We see that finding a solution with the whole problem, not surprisingly, achieves a lower makespan while completely changing the schedule. The incremental solves, however, have incorporated 6 new jobs, that is 36 new activities, while only perturbing the start times of 3 of the existing activities. Also, the results here indicate each job is scheduled in a mean time of 1.26 seconds.

The second problem instance is based on the 10x10, MT10 job shop problem. The original problem has 30 jobs of 10 activities each and the final problem has 40 jobs of 10 activities each. Our computation results are as follows.

These results indicate that resolving the entire problem can substantially decrease the makespan while, again, disturbing almost all of the original activities. The incremental solves have incorporated 10 new jobs (100 activities) while perturbing the start times of only 14 activities. Furthermore, the solve time is on average 2.34 seconds for each job.

Finally, the largest problem instance we look at here is based on the 20X5, MT20 job shop benchmark.
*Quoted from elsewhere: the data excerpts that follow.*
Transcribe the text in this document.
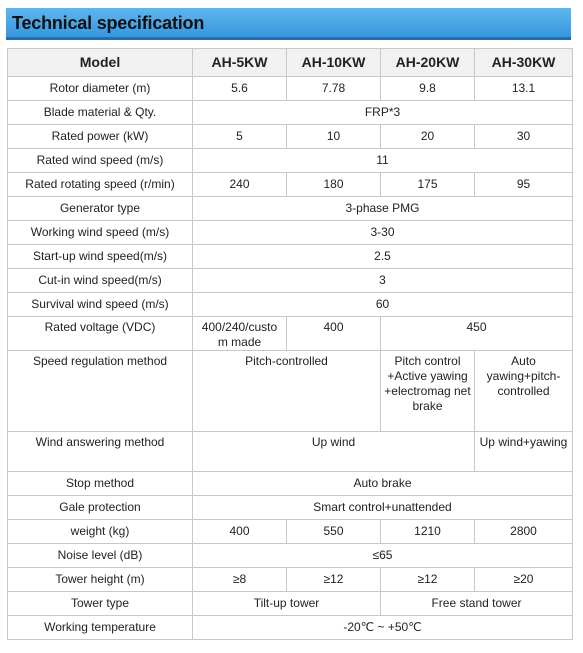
Technical specification
Model	AH-5KW	AH-10KW	AH-20KW	AH-30KW
Rotor diameter (m)	5.6	7.78	9.8	13.1
Blade material & Qty.	FRP*3			
Rated power (kW)	5	10	20	30
Rated wind speed (m/s)	11			
Rated rotating speed (r/min)	240	180	175	95
Generator type	3-phase PMG			
Working wind speed (m/s)	3-30			
Start-up wind speed(m/s)	2.5			
Cut-in wind speed(m/s)	3			
Survival wind speed (m/s)	60			
Rated voltage (VDC)	400/240/custo m made	400	450	
Speed regulation method	Pitch-controlled		Pitch control +Active yawing +electromag net brake	Auto yawing+pitch- controlled
Wind answering method	Up wind			Up wind+yawing
Stop method	Auto brake			
Gale protection	Smart control+unattended			
weight (kg)	400	550	1210	2800
Noise level (dB)	≤65			
Tower height (m)	≥8	≥12	≥12	≥20
Tower type	Tilt-up tower		Free stand tower	
Working temperature	-20℃ ~ +50℃			
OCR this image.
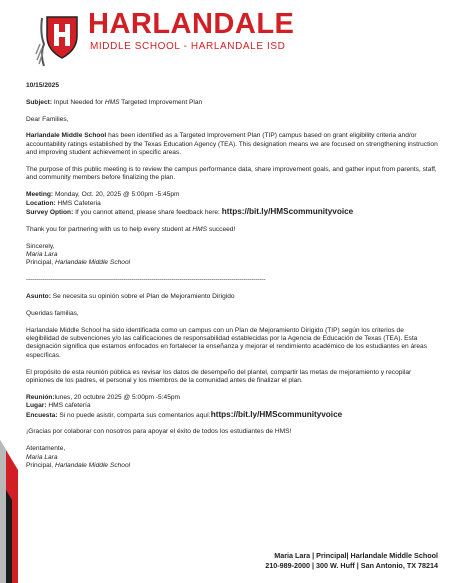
HARLANDALE
MIDDLE SCHOOL - HARLANDALE ISD

10/15/2025

Subject: Input Needed for HMS Targeted Improvement Plan

Dear Families,

Harlandale Middle School has been identified as a Targeted Improvement Plan (TIP) campus based on grant eligibility criteria and/or accountability ratings established by the Texas Education Agency (TEA). This designation means we are focused on strengthening instruction and improving student achievement in specific areas.

The purpose of this public meeting is to review the campus performance data, share improvement goals, and gather input from parents, staff, and community members before finalizing the plan.

Meeting: Monday, Oct. 20, 2025 @ 5:00pm -5:45pm

Location: HMS Cafeteria

Survey Option: If you cannot attend, please share feedback here: https://bit.ly/HMScommunityvoice

Thank you for partnering with us to help every student at HMS succeed!

Sincerely,

Maria Lara

Principal, Harlandale Middle School

------------------------------------------------------------------------------------------------------------------------

Asunto: Se necesita su opinión sobre el Plan de Mejoramiento Dirigido

Queridas familias,

Harlandale Middle School ha sido identificada como un campus con un Plan de Mejoramiento Dirigido (TIP) según los criterios de elegibilidad de subvenciones y/o las calificaciones de responsabilidad establecidas por la Agencia de Educación de Texas (TEA). Esta designación significa que estamos enfocados en fortalecer la enseñanza y mejorar el rendimiento académico de los estudiantes en áreas específicas.

El propósito de esta reunión pública es revisar los datos de desempeño del plantel, compartir las metas de mejoramiento y recopilar opiniones de los padres, el personal y los miembros de la comunidad antes de finalizar el plan.

Reunión:lunes, 20 octubre 2025 @ 5:00pm -5:45pm

Lugar: HMS cafetería

Encuesta: Si no puede asistir, comparta sus comentarios aquí:https://bit.ly/HMScommunityvoice

¡Gracias por colaborar con nosotros para apoyar el éxito de todos los estudiantes de HMS!

Atentamente,

Maria Lara

Principal, Harlandale Middle School

Maria Lara | Principal| Harlandale Middle School
210-989-2000 | 300 W. Huff | San Antonio, TX 78214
The original problem solved contains 60 jobs each with 5 activities and the final problem contains 80 jobs with 5 activities each. Our results are shown in the following table.

Here we find that not only is the incremental solve able to find a solution with fewer changed activities than solving from scratch, but that the incremental solve finds a solution with a smaller makespan as well. Each job is incorporated with a mean solve time of 9.17 seconds.